I palestinesi combatterono duramente per conquistare la loro legittima e meritata posizione di custodi della propria lotta. Sebbene l’Organizzazione per la Liberazione della Palestina (OLP) fosse stata fondata su richiesta dell’Egitto nel primo vertice arabo al Cairo del 1964, i palestinesi, sotto la guida di Yasser Arafat di Fatah, ne ottennero la guida solo nel 1969.
Cinque anni dopo, al vertice arabo di Rabat (1974), l’OLP fu percepita collettivamente come “l’unico rappresentante legittimo del popolo palestinese”, e in seguito le fu concesso lo status di osservatore presso le Nazioni Unite. Idealmente, una dirigenza palestinese veramente indipendente avrebbe dovuto essere abbracciata da una posizione araba collettiva e unita, aiutandola nel difficile e spesso sanguinoso processo di liberazione. Gli eventi che seguirono, tuttavia, attestarono un percorso molto meno ideale: le divisioni arabe e palestinesi indebolirono la posizione di entrambi, frammentandone le energie, le risorse e le decisioni politiche.

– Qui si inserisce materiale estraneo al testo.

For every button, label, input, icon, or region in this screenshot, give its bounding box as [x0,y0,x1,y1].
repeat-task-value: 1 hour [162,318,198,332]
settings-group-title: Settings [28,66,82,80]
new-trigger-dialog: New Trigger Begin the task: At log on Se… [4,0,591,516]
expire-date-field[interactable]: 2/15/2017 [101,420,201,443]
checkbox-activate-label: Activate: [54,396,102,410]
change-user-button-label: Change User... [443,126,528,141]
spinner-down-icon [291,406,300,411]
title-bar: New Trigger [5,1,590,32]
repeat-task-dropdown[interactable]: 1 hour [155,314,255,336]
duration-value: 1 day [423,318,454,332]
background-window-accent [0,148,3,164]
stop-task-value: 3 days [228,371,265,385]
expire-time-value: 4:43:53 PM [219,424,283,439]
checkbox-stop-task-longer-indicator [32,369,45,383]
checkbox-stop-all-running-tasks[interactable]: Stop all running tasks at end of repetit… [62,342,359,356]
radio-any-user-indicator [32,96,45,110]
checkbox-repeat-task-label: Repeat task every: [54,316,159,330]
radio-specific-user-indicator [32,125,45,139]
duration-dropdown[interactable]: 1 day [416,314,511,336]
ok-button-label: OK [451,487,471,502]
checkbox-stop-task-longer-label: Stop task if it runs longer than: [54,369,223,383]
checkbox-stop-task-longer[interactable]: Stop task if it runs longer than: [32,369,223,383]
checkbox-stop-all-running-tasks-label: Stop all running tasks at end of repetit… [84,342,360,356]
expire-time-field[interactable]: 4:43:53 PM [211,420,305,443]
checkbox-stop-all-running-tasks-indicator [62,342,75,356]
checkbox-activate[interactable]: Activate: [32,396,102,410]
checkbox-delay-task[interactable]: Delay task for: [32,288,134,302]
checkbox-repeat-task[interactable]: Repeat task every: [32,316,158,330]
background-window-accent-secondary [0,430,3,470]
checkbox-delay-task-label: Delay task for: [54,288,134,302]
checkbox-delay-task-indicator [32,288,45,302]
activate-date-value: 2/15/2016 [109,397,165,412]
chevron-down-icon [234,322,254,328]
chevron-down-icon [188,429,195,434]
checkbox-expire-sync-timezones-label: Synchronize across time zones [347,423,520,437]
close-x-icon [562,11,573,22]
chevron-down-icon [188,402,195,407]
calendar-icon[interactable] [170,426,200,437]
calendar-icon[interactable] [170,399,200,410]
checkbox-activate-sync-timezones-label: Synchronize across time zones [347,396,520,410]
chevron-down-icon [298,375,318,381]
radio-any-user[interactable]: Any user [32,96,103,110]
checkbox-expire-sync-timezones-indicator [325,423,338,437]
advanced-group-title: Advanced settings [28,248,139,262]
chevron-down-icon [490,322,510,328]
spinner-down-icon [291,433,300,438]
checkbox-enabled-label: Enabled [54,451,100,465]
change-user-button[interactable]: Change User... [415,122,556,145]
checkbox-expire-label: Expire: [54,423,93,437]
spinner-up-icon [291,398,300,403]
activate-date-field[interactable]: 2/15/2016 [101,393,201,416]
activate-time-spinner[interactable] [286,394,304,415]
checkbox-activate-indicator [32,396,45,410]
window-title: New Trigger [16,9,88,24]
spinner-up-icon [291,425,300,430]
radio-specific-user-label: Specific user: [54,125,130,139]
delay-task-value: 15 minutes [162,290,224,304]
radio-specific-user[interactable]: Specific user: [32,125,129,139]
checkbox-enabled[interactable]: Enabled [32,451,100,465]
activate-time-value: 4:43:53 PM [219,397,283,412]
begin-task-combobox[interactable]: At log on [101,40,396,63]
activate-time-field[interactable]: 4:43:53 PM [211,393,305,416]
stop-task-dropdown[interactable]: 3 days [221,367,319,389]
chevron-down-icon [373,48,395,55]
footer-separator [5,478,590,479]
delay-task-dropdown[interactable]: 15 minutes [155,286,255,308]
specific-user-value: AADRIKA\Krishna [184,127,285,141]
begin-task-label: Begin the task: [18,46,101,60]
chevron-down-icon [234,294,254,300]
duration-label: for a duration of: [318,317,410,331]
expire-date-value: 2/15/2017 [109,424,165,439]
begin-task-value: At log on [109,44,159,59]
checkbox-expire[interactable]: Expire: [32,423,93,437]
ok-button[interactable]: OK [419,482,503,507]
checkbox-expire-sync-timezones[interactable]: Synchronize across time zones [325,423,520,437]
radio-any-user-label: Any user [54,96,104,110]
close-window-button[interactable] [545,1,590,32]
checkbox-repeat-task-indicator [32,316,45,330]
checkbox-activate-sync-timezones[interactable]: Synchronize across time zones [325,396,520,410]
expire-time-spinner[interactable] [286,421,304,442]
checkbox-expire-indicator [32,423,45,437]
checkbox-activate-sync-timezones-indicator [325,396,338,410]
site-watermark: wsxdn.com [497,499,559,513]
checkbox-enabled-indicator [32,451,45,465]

Ma la storia non è destinata a seguire lo stesso schema. Sebbene le esperienze storiche possano sembrare replicarsi, la ruota della storia può essere indirizzata per muoversi nella giusta direzione.
Gaza, e la grande ingiustizia risultante dalla distruzione causata dal Genocidio israeliano nella Striscia, sta ancora una volta fungendo da catalizzatore per il dialogo arabo e, se c’è abbastanza volontà, per l’unità.
I palestinesi hanno dimostrato che il loro Sumud, la loro Fermezza, è sufficiente a respingere tutti gli stratagemmi mirati alla loro stessa distruzione, ma le nazioni arabe devono rivendicare la loro posizione come prima linea di solidarietà e sostegno per il popolo palestinese, non solo per il bene della Palestina stessa, ma anche per il bene di tutte le nazioni arabe. L’unità è ora la chiave per rimettere al centro la giusta causa della Palestina, così che il linguaggio possa, ancora una volta, cambiare, inserendo la componente “araba” come parola critica in una lotta per la libertà che dovrebbe riguardare tutte le nazioni arabe e musulmane e, anzi, il mondo intero.
Ramzy Baroud è un giornalista e redattore di The Palestine Chronicle. È autore di sei libri. Il suo ultimo libro, curato insieme a Ilan Pappé, è “La Nostra Visione per la Liberazione: Leader Palestinesi Coinvolti e Intellettuali Parlano”. Ramzy Baroud è un ricercatore senior non di ruolo presso il Centro per l’Islam e gli Affari Globali (CIGA), dell’Università Zaim di Istanbul (IZU).